Posted: Nov. 16, 2005

BEAU BIDEN SAYS NO TO AN APPOINTMENT BUT YES TO A CAMPAIGN 

By Celia Cohen
Grapevine Political Writer

Joseph R. "Beau" Biden III turned down Gov. Ruth Ann Minner's offer to be appointed attorney general, ending a guessing game that has obsessed state politics for weeks, Delaware Grapevine has learned.

Instead, Biden committed himself to running for attorney general on the Democrats' 2006 ticket, as he was expected to do all along.

The two-step decision divorces Biden, a Wilmington lawyer who is the senator's son, from a political deal that created the opening for attorney general and lets him run for the office without that unsavory entanglement.

He had nothing to say Wednesday about the appointment, but he spoke openly for the first time about his much-anticipated candidacy.

"I am running for attorney general in 2006," Biden said in a brief telephone interview.

Biden has been the subject of raging speculation about the appointment -- would he or wouldn't he? -- since the blossoming of the deal in which Minner, a second-term Democrat, arranged a judgeship for Attorney General M. Jane Brady, a Republican.

The deal spared Brady from a precarious re-election bid in this Democratic-leaning state, and it gave Minner the chance to appoint a Democrat as a replacement until the voters elect someone new. Brady was confirmed by the state Senate last week and goes on the bench Dec. 7 on Delaware Day.

As the Democrats' projected candidate, Biden was a logical choice to serve out Brady's term and be able to run as an incumbent, normally a position of political strength, but there also were risks.

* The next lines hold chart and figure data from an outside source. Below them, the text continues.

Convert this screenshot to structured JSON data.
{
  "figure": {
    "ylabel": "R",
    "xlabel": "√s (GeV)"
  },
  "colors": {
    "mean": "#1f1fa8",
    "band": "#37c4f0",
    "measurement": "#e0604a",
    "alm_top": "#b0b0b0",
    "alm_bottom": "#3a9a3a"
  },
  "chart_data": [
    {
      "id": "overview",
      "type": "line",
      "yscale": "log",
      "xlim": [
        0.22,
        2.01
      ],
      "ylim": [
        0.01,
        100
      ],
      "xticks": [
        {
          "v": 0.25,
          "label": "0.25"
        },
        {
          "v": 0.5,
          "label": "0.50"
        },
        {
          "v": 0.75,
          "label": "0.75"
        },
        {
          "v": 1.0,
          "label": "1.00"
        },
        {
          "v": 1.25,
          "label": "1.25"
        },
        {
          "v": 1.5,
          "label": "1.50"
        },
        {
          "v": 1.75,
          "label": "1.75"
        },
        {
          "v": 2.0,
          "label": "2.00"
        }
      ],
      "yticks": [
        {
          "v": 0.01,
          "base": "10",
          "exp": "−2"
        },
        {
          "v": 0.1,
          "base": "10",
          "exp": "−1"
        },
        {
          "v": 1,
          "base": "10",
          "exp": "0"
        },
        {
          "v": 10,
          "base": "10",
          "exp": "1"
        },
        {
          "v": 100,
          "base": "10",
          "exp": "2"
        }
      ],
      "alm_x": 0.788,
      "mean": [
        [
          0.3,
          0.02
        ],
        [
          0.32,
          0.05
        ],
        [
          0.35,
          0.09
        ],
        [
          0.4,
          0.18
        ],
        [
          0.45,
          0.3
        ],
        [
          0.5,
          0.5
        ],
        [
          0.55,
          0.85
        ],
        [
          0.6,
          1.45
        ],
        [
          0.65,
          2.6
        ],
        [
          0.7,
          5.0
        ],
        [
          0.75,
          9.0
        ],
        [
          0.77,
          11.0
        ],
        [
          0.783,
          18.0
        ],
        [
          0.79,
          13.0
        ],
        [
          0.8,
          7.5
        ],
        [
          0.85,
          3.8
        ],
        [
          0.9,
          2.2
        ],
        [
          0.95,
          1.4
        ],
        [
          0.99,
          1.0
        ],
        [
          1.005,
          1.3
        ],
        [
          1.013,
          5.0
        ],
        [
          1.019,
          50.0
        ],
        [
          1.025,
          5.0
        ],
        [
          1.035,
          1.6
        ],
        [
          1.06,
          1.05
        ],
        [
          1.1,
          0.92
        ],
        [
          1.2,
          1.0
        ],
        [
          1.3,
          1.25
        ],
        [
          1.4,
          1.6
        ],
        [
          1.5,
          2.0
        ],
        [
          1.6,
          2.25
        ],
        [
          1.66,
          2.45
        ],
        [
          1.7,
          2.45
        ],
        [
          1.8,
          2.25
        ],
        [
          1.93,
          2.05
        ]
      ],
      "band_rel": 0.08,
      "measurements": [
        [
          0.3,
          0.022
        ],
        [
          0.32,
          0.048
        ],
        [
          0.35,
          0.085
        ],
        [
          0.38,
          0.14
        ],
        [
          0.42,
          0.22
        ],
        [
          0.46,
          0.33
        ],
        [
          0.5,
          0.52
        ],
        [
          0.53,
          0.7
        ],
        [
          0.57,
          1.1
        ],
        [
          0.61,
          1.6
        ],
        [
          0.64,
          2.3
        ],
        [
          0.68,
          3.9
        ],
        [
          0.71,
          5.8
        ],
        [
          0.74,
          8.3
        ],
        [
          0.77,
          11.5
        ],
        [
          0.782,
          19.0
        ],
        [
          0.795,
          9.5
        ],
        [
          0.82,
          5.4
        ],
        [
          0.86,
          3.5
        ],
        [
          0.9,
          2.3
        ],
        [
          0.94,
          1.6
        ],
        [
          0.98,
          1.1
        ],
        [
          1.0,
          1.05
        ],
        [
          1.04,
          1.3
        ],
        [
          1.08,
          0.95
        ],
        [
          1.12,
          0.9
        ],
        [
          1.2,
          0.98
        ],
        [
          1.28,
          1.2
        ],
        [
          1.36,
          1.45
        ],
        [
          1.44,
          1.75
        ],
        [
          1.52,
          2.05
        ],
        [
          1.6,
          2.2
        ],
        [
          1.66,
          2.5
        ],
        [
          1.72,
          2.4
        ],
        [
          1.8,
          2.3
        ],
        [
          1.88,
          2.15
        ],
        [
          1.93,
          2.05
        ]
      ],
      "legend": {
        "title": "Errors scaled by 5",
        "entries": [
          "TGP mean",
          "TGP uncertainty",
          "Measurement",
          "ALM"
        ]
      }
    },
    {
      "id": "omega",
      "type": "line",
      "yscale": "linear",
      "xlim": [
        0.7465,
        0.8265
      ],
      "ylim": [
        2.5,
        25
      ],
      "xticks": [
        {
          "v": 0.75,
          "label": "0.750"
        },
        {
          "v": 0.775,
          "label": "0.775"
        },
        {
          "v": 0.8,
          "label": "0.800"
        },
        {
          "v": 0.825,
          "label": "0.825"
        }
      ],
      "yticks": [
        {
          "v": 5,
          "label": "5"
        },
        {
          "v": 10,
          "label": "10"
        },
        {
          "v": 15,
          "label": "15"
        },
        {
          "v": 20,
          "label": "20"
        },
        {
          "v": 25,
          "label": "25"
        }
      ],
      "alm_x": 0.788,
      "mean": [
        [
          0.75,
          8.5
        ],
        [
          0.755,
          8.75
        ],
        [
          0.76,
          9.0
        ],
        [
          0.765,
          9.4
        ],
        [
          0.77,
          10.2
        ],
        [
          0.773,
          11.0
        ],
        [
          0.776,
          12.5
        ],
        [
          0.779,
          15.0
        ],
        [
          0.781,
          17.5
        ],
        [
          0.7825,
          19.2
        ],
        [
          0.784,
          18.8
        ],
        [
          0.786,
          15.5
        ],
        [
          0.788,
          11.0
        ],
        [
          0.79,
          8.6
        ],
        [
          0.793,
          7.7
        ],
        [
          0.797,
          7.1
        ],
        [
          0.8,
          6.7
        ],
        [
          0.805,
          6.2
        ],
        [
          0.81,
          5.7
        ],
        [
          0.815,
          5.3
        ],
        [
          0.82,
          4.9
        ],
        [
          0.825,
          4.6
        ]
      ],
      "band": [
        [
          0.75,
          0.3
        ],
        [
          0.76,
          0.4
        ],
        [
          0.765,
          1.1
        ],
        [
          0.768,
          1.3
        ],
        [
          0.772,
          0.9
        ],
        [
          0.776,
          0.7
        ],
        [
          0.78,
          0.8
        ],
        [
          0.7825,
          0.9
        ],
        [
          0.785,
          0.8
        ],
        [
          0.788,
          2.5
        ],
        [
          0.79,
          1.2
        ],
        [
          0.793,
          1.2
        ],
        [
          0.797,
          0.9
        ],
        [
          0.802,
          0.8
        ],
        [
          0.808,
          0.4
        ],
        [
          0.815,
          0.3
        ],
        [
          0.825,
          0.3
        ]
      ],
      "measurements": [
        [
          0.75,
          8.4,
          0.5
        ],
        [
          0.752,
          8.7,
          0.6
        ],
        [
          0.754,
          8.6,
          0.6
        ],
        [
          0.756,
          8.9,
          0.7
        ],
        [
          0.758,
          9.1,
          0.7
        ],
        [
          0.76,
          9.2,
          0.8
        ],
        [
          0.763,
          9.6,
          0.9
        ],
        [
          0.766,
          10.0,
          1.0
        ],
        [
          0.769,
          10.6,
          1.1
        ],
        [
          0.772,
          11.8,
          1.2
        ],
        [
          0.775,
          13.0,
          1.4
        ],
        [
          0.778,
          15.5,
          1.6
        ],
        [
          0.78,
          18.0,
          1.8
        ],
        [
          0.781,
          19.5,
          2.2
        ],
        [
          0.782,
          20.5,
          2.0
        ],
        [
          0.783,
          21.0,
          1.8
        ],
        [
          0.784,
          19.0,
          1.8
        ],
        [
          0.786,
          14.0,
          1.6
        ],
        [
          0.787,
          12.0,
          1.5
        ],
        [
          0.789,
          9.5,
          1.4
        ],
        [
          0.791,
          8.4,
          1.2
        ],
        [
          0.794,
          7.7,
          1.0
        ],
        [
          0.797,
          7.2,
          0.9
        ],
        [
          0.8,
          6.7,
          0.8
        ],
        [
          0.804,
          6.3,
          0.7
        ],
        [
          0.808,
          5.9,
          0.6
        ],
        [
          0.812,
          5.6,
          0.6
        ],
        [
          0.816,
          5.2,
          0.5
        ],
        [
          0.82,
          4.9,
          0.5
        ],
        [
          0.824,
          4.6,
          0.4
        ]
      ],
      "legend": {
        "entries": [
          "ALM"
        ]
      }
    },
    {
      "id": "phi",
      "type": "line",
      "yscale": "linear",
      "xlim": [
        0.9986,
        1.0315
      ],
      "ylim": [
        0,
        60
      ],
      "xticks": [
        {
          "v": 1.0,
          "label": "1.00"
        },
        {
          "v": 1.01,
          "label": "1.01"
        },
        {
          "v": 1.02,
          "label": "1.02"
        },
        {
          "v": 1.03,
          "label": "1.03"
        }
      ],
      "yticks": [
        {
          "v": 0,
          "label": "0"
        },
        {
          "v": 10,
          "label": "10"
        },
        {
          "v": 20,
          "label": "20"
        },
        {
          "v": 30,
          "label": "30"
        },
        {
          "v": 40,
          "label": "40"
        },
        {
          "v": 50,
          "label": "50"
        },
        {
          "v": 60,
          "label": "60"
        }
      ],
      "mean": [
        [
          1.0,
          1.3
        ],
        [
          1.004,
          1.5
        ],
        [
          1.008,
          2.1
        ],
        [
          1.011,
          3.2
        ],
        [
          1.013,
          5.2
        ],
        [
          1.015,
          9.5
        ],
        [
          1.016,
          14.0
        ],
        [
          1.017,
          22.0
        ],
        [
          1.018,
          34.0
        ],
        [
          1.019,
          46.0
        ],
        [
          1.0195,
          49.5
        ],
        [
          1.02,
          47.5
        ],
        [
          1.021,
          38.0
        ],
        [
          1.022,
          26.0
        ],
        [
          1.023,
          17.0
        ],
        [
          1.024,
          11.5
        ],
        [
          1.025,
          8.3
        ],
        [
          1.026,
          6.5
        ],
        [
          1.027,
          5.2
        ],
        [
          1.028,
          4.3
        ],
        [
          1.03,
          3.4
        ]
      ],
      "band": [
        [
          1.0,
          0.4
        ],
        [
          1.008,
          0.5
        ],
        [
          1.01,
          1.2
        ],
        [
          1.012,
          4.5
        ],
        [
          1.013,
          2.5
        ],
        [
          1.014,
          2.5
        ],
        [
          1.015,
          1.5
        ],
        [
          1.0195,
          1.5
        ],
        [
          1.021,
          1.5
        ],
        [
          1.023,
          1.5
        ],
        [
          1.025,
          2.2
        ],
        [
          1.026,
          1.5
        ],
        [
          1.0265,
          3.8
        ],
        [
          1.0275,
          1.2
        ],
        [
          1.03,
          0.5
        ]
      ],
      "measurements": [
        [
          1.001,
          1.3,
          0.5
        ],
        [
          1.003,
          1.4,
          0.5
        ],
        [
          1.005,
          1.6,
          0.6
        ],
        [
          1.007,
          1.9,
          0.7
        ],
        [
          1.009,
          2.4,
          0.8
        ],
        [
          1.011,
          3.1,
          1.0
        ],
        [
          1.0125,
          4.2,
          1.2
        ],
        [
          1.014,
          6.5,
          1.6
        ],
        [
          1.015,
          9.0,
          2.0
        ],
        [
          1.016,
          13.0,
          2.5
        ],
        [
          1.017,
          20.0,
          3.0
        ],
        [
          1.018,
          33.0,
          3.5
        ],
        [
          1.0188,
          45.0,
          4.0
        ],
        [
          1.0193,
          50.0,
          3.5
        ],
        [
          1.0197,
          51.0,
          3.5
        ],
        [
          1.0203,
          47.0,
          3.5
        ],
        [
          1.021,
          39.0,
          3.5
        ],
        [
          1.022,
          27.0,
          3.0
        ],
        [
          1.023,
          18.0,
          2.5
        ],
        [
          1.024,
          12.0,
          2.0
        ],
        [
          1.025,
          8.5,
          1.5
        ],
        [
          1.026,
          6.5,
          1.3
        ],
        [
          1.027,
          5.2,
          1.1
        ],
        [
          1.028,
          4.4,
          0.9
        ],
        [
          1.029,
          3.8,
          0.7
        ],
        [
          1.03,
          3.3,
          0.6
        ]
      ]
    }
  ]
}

The Republicans already were on the attack, charging Biden would not be under consideration if his name was "Beau Smith." He could do nothing about being given his name, but he could do something about being given the office, and he did.

Although nothing has been said publicly about the appointment, either by Biden or the governor's office, the word was spreading rapidly through the state's political circles, and the Democrats appeared to be relieved by Biden's decision.

 "I hear from various sources, but not directly, that the Biden family has decided it would be in error for him to take the appointment," said Edward R. "Ned" Davis, a Dover lobbyist and former Democratic national committeeman who is close to the governor and the Bidens.

"I really think Beau would be better to win it in his own right and not get caught up in this stuff."

Rarely has there been so much intense speculation in Delaware politics about a decision, probably not since U.S. Rep. Michael N. Castle thought about taking on U.S. Sen. William V. Roth Jr. in a Republican primary in 1994 but decided against it.

The intensity was not up to the level that occurred when U.S. Sen. Joseph R. Biden Jr. had to decide to drop out of the 1988 Democratic presidential race. The hubbub surrounding the arrest of Thomas J. Capano and the indictments of Thomas P. Gordon and Sherry L. Freebery are of a different ilk and do not count.

Meanwhile, the vacancy for attorney general still has to be filled. There does not appear to be any obvious appointee, although the names of Carl Schnee, a Democrat who lost to Brady in 2002, and Carl C. Danberg, a Democrat who is the chief deputy attorney general, have been mentioned.

Nor do the Republicans have a replacement for Brady on their statewide ticket. They would have liked U.S. Attorney Colm F. Connolly, retired Judge William Swain Lee or Assistant U.S. Attorney Ferris W. Wharton, but all three are said to be as uninterested in running for the office as Beau Biden was in being appointed to it.